BWW Review: TRYING at Square One Theatre
TRYING by Joanne McClelland Glass is a play about an odd couple. He is an old, cantankerous retired judge and she is his newly hired, young, idealistic assistant. Her duties are to help him organize his bills, sort and type correspondence, and help him finish writing his memoirs. Set in 1967, the play is based on the author's real-life working relationship with Judge Francis Biddle, former U.S. Attorney General under Franklin D. Roosevelt and judge at the Nuremberg trials after World War II.
Judge Biddle is highly intelligent but irascible. He has a history of making his secretaries cry, is very exacting in everything from arrival time, who gets to turn on the heaters in the small office over the garage where they work, to use of proper language, and making sure that he is not privy to the details of the private lives of those who work for him. He is prone to small fits of fury that seem to come out of nowhere and is quick to point out faults in others and belittle them when not up to his standards.
Sarah is the opposite. She has a more laid-back approach to life and is just starting out as his secretary, with the idea that this is just a starter job on her way to becoming a writer. She has her own opinions about everything, including a disdain for the pleated skirt Ivy League graduates that Biddle has worked with in the past. She is of sturdy Canadian stock, hailing from the prairies of Saskatchewan, with a solid work ethic and a can-do attitude. She is strong enough in her modern sensibilities to call Biddle out on his cruelty and his bull.
Naturally the two clash in the beginning, but they eventually warm up to each other over a shared love of poetry. What starts out as an uneasy working relationship soon settles into begrudging respect and eventual friendship. They learn to care for each other as Biddle's health declines and Sarah deals with a pregnancy in an uncertain marriage and an uncertain future.
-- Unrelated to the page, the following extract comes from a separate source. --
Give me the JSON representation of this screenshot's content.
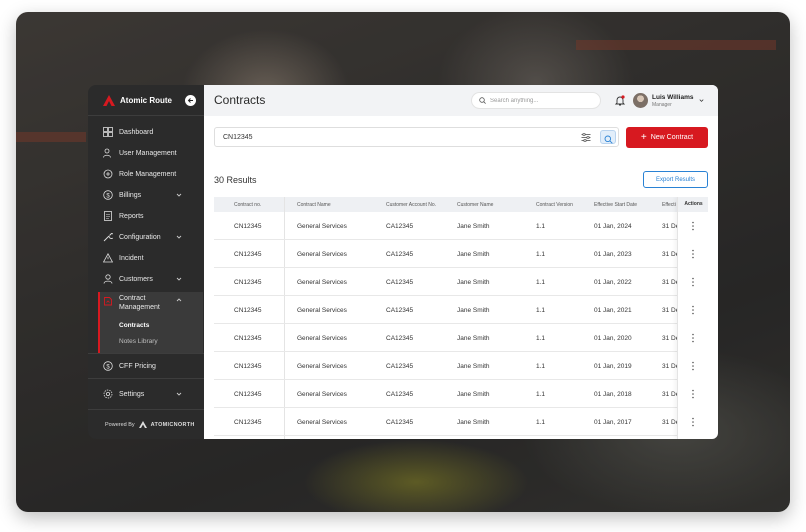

Such an intimate and moving play about an intergenerational friendship depends on the strength of the two actors that portray the individuals. Square One has perfectly cast regional favorite Al Kulcsar as Judge Biddle and Céline Montaudy as Sarah. Mr. Kulcsar embodies the judge completely from the start, including taking on the gait and physicality of a man facing the end of his life with its accompanying aches and pains. He delivers a nuanced performance and can switch from being a highly intelligent, analytical, and astute judge to being an angry curmudgeon with no patience for Sarah's perceived shortcomings. What is especially enthralling to watch is Mr. Kulcsar's ability to show the audience that the judge's fits of fury mask his own vulnerability when faced with the challenges of memory loss, debilitating illness, and his own mortality. When he learns that Sarah has agreed with his wife to move the office out of the garage to inside his home so he won't have to walk so far and climb a set of stairs, you can feel his dejection at finally having to accept that the end is near. It is a bittersweet performance for a bittersweet time in life.
Ms. Montaudy is also perfect as Sarah. At a time when women's societal roles were changing, she invokes the uncertainty of a young woman in a less than perfect marriage, facing motherhood, and teetering on the edge of launching her own career with only a budding sense of who she wants to be. And she does all of this with aplomb while genuinely helping and caring for a difficult man dealing with end of life issues. Sturdy Canadian stock indeed!